Azerbaijani lawyer, civil servant and former legislator

Ismayil Javanshir oghlu Garibli (İsmayıl Cavanşir oğlu Qəribli; born 1984) is an Azerbaijani lawyer, civil servant and university lecturer. He was a member of the Supreme Assembly of the Nakhchivan Autonomous Republic from 2020 to 2024, representing Yengija Constituency No. 4.

In 2026, the Ministry of Digital Development and Transport of the Nakhchivan Autonomous Republic listed Garibli as head of its Human Resources, Legal, Documents and Appeals Department. He also teaches law at Nakhchivan State University, where he is listed as a senior lecturer in the Department of Private Law.

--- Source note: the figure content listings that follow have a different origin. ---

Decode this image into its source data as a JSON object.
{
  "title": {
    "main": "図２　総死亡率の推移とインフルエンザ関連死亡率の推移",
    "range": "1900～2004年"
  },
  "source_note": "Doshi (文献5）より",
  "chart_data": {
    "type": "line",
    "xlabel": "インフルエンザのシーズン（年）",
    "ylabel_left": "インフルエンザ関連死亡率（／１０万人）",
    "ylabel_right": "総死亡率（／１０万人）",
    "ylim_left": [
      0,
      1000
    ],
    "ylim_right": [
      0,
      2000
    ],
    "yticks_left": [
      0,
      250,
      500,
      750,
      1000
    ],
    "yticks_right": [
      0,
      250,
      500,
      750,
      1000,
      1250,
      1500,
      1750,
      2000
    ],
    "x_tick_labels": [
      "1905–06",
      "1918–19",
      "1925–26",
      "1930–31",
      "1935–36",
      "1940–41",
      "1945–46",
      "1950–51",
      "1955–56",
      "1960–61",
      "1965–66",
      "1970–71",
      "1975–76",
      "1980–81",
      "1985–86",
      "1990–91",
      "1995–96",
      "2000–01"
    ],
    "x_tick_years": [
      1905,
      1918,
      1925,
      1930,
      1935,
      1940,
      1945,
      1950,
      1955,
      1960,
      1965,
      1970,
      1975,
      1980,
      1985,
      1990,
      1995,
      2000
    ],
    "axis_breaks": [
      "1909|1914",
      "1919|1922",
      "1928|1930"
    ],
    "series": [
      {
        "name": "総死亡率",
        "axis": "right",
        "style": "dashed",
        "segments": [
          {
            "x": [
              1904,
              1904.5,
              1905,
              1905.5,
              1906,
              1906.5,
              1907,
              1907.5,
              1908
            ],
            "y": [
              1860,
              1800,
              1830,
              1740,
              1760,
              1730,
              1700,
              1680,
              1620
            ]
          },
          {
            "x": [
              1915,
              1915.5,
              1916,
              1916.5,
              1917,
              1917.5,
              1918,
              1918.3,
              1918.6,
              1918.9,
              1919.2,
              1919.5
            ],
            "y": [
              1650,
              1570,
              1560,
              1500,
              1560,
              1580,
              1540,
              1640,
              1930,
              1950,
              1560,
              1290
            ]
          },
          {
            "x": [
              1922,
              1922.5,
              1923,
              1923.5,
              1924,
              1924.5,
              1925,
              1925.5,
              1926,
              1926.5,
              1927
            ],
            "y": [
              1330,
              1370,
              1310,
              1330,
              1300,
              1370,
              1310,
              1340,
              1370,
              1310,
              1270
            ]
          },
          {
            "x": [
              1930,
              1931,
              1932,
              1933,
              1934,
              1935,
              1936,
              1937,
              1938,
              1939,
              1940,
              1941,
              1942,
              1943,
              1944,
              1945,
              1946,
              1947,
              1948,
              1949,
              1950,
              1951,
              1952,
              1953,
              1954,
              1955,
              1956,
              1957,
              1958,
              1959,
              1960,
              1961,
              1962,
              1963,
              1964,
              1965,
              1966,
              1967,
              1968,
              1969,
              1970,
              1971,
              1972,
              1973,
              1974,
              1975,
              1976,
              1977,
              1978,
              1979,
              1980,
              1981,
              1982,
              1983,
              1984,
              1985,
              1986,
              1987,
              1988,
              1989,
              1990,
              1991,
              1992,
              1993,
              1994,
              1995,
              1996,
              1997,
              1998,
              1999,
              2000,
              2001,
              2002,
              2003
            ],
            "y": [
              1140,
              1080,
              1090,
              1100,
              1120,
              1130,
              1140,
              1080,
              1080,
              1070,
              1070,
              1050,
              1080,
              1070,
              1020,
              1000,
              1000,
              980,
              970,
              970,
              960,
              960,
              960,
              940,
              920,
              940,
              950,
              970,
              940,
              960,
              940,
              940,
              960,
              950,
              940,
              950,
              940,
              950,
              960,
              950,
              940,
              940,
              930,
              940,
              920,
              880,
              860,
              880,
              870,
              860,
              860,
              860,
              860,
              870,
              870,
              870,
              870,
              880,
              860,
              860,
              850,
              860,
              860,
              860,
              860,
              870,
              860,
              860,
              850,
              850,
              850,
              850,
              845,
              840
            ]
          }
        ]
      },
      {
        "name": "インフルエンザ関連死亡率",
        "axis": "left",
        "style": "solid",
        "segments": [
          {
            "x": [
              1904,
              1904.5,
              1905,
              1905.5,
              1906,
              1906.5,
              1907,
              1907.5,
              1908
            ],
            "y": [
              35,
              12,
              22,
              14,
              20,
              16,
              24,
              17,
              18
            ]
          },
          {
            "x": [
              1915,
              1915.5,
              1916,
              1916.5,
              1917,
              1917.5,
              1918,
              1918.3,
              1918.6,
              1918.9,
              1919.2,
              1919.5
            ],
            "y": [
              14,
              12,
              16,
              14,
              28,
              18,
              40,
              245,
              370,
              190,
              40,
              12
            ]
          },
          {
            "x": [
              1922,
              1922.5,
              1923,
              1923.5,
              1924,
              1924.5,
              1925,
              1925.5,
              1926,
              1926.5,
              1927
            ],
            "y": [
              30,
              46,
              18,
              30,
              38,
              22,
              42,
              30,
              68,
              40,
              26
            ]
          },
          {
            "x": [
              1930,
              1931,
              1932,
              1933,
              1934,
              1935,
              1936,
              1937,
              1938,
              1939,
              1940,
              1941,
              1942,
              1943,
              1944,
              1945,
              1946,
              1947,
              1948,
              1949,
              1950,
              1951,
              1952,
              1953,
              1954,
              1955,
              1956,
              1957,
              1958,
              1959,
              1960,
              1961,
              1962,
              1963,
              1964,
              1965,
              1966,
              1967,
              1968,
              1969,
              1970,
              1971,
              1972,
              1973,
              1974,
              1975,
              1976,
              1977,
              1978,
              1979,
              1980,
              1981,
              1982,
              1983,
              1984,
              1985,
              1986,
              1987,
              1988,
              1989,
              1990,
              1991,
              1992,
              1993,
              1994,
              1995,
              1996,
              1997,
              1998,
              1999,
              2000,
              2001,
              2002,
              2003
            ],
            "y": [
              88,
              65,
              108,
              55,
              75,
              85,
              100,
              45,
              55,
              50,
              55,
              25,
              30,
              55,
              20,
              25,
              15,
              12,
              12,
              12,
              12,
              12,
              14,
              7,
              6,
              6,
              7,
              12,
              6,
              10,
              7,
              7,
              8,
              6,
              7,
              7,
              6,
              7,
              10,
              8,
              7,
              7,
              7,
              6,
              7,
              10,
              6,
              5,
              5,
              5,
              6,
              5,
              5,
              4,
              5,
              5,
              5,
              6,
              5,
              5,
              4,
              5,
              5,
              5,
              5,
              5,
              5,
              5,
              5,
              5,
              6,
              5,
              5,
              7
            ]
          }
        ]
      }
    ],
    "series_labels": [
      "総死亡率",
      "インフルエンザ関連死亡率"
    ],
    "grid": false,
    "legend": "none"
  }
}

== Early life and education ==

Garibli was born in 1984 in Axaməd, then part of Ilyich District in the Nakhchivan Autonomous Soviet Socialist Republic. The district is now known as Sharur District.

He completed a bachelor's degree in law at Baku State University in 2005 and a master's degree in state law at Nakhchivan State University in 2009. In 2014, he completed a bachelor's degree in state and municipal administration at the Academy of Public Administration under the President of Azerbaijan.

== Career ==

Garibli began his public-sector career in 2007. He worked briefly as an assistant to the head of the Nakhchivan office of the Central Bank of Azerbaijan before joining the administration of the Supreme Assembly of the Nakhchivan Autonomous Republic. He later served there as an adviser and senior adviser.

In October 2015, Garibli was appointed chairman of the Civil Service Commission under the Chairman of the Supreme Assembly of the Nakhchivan Autonomous Republic. At the time of his appointment, APA reported that he had been serving as a senior adviser in the Supreme Assembly administration.

On 21 December 2020, he was appointed chairman of the State Examination Centre of the Nakhchivan Autonomous Republic. Nakhchivan State University lists his tenure in that position as lasting until 2023.

Garibli headed the Law Division of Nakhchivan State University from 2024 to 2025. In 2026, the Ministry of Digital Development and Transport of the Nakhchivan Autonomous Republic identified him as head of its Human Resources, Legal, Documents and Appeals Department.

== Political career ==

Garibli served in the sixth convocation of the Supreme Assembly of the Nakhchivan Autonomous Republic from 2020 to 2024. The official list of deputies identifies him as the representative for Yengija Constituency No. 4 and as representing the New Azerbaijan Party.

On 1 August 2023, Garibli was elected chairman of the Supreme Assembly's Legal Policy Committee when the composition of the assembly's committees was reorganised. He continued to chair the committee in 2024.

== Academic work ==

Garibli teaches civil procedural law at Nakhchivan State University. The university lists his research interests as civil law, civil procedural law, constitutional law and civil service.

== Honours ==

On 22 June 2019, Garibli was awarded the Medal "For Distinction in Civil Service" by order of the President of Azerbaijan.